Hi, we've just installed a couple of new DL580 G4s running ESX 3.0.2 update1. We're struggling a bit with the network setup side of things. We thought we'd cracked it, but once I started migrating new VMs onto the two new ESX hosts our network admins started seeing hostflapping occuring which was causing ARP broadcast storms on two new Cisco 4948 switches.

Our setup is as follows:

ESX 3.0.2 with 5 NICs

NIC1 -> vSwitch0 -> 100Mbps for Service Console

NIC2 -> vSwitch1 -> 1Gbps for Vmotion

NIC3 -> vSwitch2 -> 1Gbps for VM Data Backup LAN (NetBackup)
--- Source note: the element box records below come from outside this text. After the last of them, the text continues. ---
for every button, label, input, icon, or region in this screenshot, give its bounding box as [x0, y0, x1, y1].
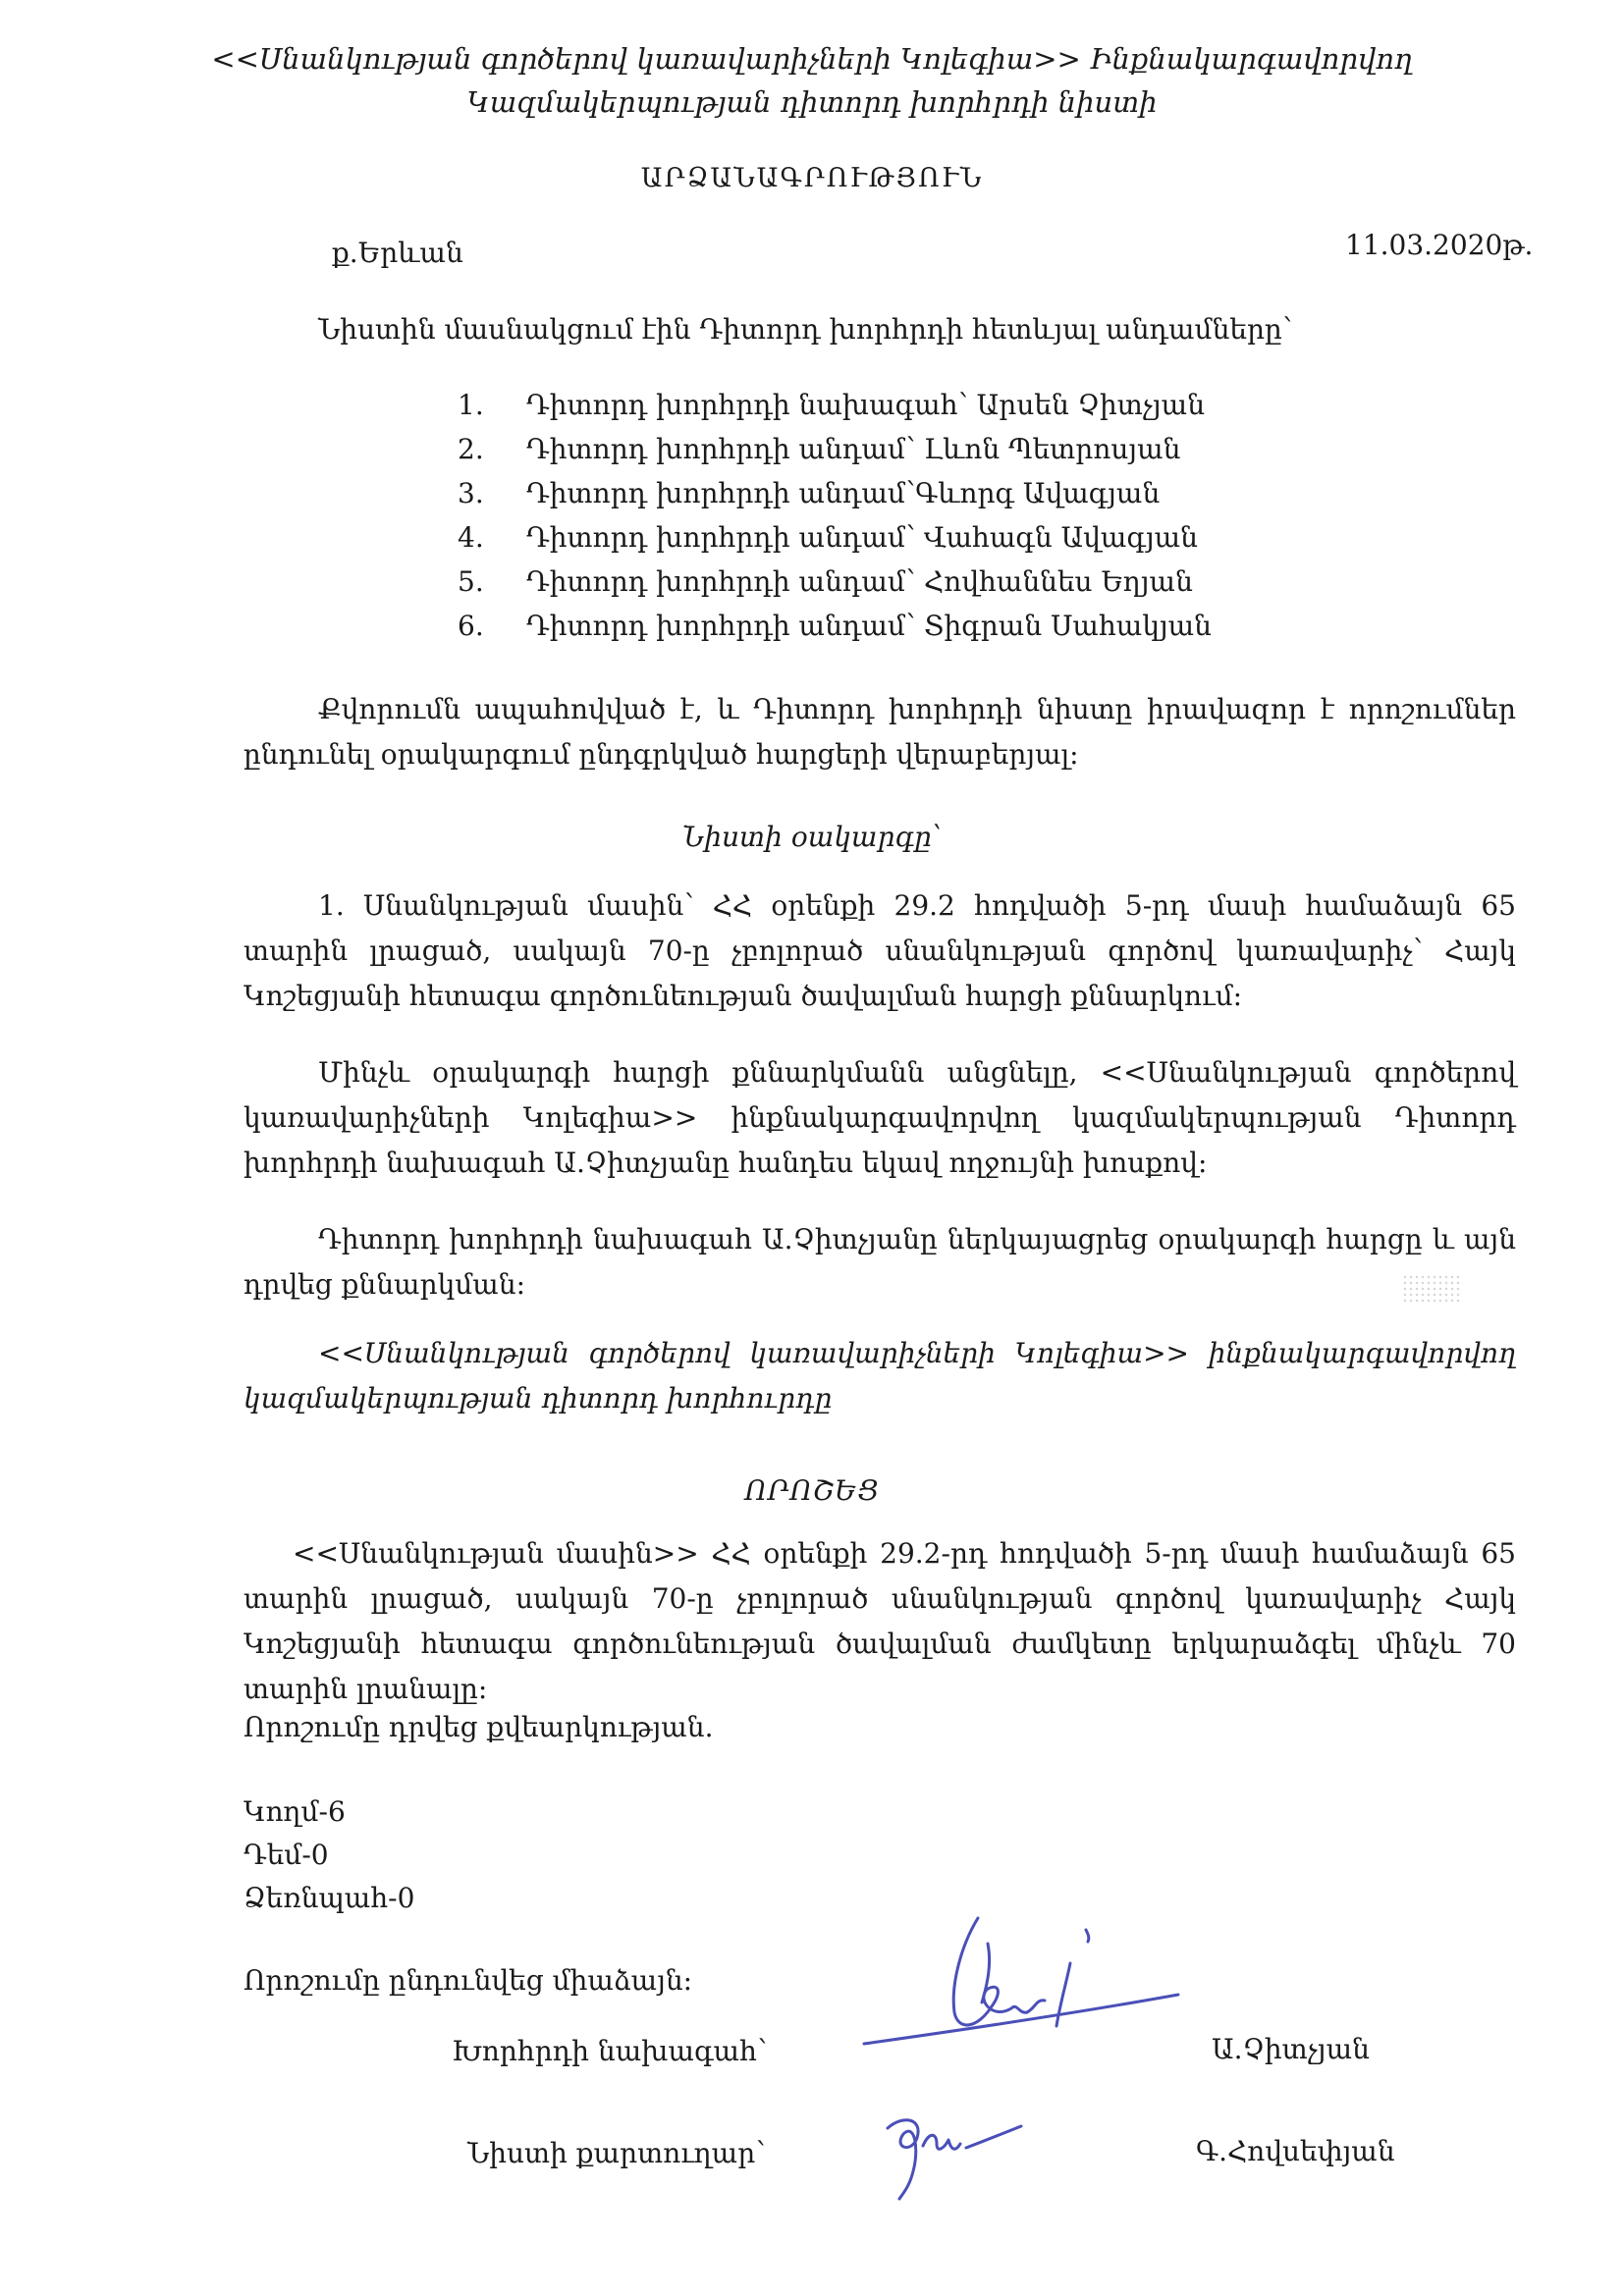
list-item [458, 604, 1212, 648]
agenda-heading: Նիստի օակարգը՝ [681, 821, 943, 853]
date: 11.03.2020թ. [1345, 229, 1534, 261]
member-text: Դիտորդ խորհրդի նախագահ՝ Արսեն Չիտչյան [526, 389, 1206, 421]
header-line-2: Կազմակերպության դիտորդ խորհրդի նիստի [466, 85, 1158, 119]
list-item [458, 515, 1212, 560]
members-list [458, 383, 1212, 648]
vote-put: Որոշումը դրվեց քվեարկության. [244, 1711, 714, 1743]
document-title: ԱՐՁԱՆԱԳՐՈՒԹՅՈՒՆ [640, 163, 984, 193]
votes-for: Կողմ-6 [244, 1795, 346, 1828]
member-text: Դիտորդ խորհրդի անդամ՝Գևորգ Ավագյան [526, 477, 1161, 509]
list-number: 4. [458, 521, 484, 554]
secretary-label: Նիստի քարտուղար՝ [467, 2137, 766, 2169]
chair-name: Ա.Չիտչյան [1212, 2033, 1370, 2065]
list-number: 5. [458, 565, 484, 598]
secretary-name: Գ.Հովսեփյան [1196, 2135, 1395, 2167]
member-text: Դիտորդ խորհրդի անդամ՝ Լևոն Պետրոսյան [526, 433, 1181, 465]
decision-heading: ՈՐՈՇԵՑ [744, 1474, 880, 1507]
votes-abstain: Ձեռնպահ-0 [244, 1882, 415, 1914]
list-item [458, 383, 1212, 427]
list-item [458, 427, 1212, 471]
list-item [458, 560, 1212, 604]
place: ք.Երևան [332, 237, 463, 269]
member-text: Դիտորդ խորհրդի անդամ՝ Տիգրան Սահակյան [526, 610, 1212, 642]
adopted-text: Որոշումը ընդունվեց միաձայն: [244, 1964, 693, 1997]
secretary-signature [864, 2089, 1060, 2207]
list-number: 3. [458, 477, 484, 509]
votes-against: Դեմ-0 [244, 1839, 329, 1871]
member-text: Դիտորդ խորհրդի անդամ՝ Հովհաննես Եղյան [526, 565, 1193, 598]
list-number: 1. [458, 389, 484, 421]
opening-paragraph: Մինչև օրակարգի հարցի քննարկմանն անցնելը, <<Սնանկության գործերով կառավարիչների Կոլեգիա>> ինքնակարգավորվող կազմակերպության Դիտորդ խորհրդի նախագահ Ա.Չիտչյանը հանդես եկավ ողջույնի խոսքով: [244, 1056, 1516, 1179]
attendance-intro: Նիստին մասնակցում էին Դիտորդ խորհրդի հետևյալ անդամները՝ [318, 313, 1293, 346]
presentation-paragraph: Դիտորդ խորհրդի նախագահ Ա.Չիտչյանը ներկայացրեց օրակարգի հարցը և այն դրվեց քննարկման: [244, 1223, 1516, 1301]
decision-paragraph: <<Սնանկության մասին>> ՀՀ օրենքի 29.2-րդ հոդվածի 5-րդ մասի համաձայն 65 տարին լրացած, սակայն 70-ը չբոլորած սնանկության գործով կառավարիչ Հայկ Կոշեցյանի հետագա գործունեության ծավալման ժամկետը երկարաձգել մինչև 70 տարին լրանալը: [244, 1537, 1516, 1705]
scan-artifact [1402, 1274, 1461, 1304]
vote-results [244, 1790, 414, 1920]
header-line-1: <<Սնանկության գործերով կառավարիչների Կոլեգիա>> Ինքնակարգավորվող [211, 42, 1413, 76]
list-number: 6. [458, 610, 484, 642]
agenda-item: 1. Սնանկության մասին՝ ՀՀ օրենքի 29.2 հոդվածի 5-րդ մասի համաձայն 65 տարին լրացած, սակայն 70-ը չբոլորած սնանկության գործով կառավարիչ՝ Հայկ Կոշեցյանի հետագա գործունեության ծավալման հարցի քննարկում: [244, 889, 1516, 1012]
quorum-paragraph: Քվորումն ապահովված է, և Դիտորդ խորհրդի նիստը իրավազոր է որոշումներ ընդունել օրակարգում ընդգրկված հարցերի վերաբերյալ: [244, 693, 1516, 771]
council-paragraph: <<Սնանկության գործերով կառավարիչների Կոլեգիա>> ինքնակարգավորվող կազմակերպության դիտորդ խորհուրդը [244, 1337, 1516, 1415]
list-number: 2. [458, 433, 484, 465]
chair-signature [844, 1904, 1198, 2061]
list-item [458, 471, 1212, 515]
member-text: Դիտորդ խորհրդի անդամ՝ Վահագն Ավագյան [526, 521, 1198, 554]
chair-label: Խորհրդի նախագահ՝ [452, 2035, 768, 2067]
NIC4 -> vSwitch3 -> 1Gbps for VM Public LAN A

NIC5 -> vSwitch4 -> 1Gbps for VM Public LAN B.

The ESX server physically connects into three different switches. One for Service Console (which we're not worried about) another for the VM Data Backup LAN (also which we're not worried about) and then we have two Cisco 4948's installed purely for the VM infrastructure. Into these two switches we have a single Vmotion NIC in one of them, and the two VM Public NICs are patched one into one switch and one into the other.

All of our VMs essentially are running Linux, so we then configured each guest as follows:

3 x virtual NICs.

1 dedicated for NetBackup (connected to vSwitch2)

2 configured as an active-backup bond (failover) for public LAN named VM Public A and VM Public B. A being connected to vSwitch3 and B being connected to vSwitch4.

However, this setup is causing the hostflapping situation, as our two 4948s are seeing the same MAC from a VM on a port on both switches which is causing ARP broadcast storms. We ideally wanted to load balance VMs across pNICs and have those pNICs into different switches for resilience.

The idea was that we would have 20 VMs, 10 using vSwitch3 as their primary connection, and the other 10 using vSwitch4 as their primary connection, so under normal operation we have 10 VMs going through a vSwitch, a single physical 1Gbps pNIC and each into a separate 4948. In the event of a failure, all 20 VMs would then run through a single vSwitch, pNIC and hit a single 4948.

However, the hostflapping is causing us big problems and we don't know whether we've missed something in the ESX network configuration or whether there needs to be something done on the Cisco switches to sort this out.

Any ideas would be greatly appreciated. Many thanks - Lee

RParker · ‎11-11-2007

The problem I see is that load balancing. If it is truly a 1Gb port, 10 VM's is NOT going to take all that bandwidth, even 20, probably not until 50 will you see any sort bandwidth problem.

1Gb is a HUGE pipe, even if ALL 10 were banging on the pipe at 100% utilization, that is still pretty much a dedicated 100 Mbs stream, that's a LOT of network traffic, I doubt very seriously if you really need that.

Since you have 2 vSwitches with the same failover from 20 VM's, there is your redudant MAC address. You can't tell ESX which 10 get which switch, therefore, ALL 20 will show on both switches. Take one of the switches away, you won't need it. Make 1 Switch for your VM's, or setup 2 different VLAN, like a 130 segment and a 140 segment, something like that.

It would make things much easier to manage than some sort of load balance. Put some VM's on 130 some on 140, and then your MAC problem will dissapear.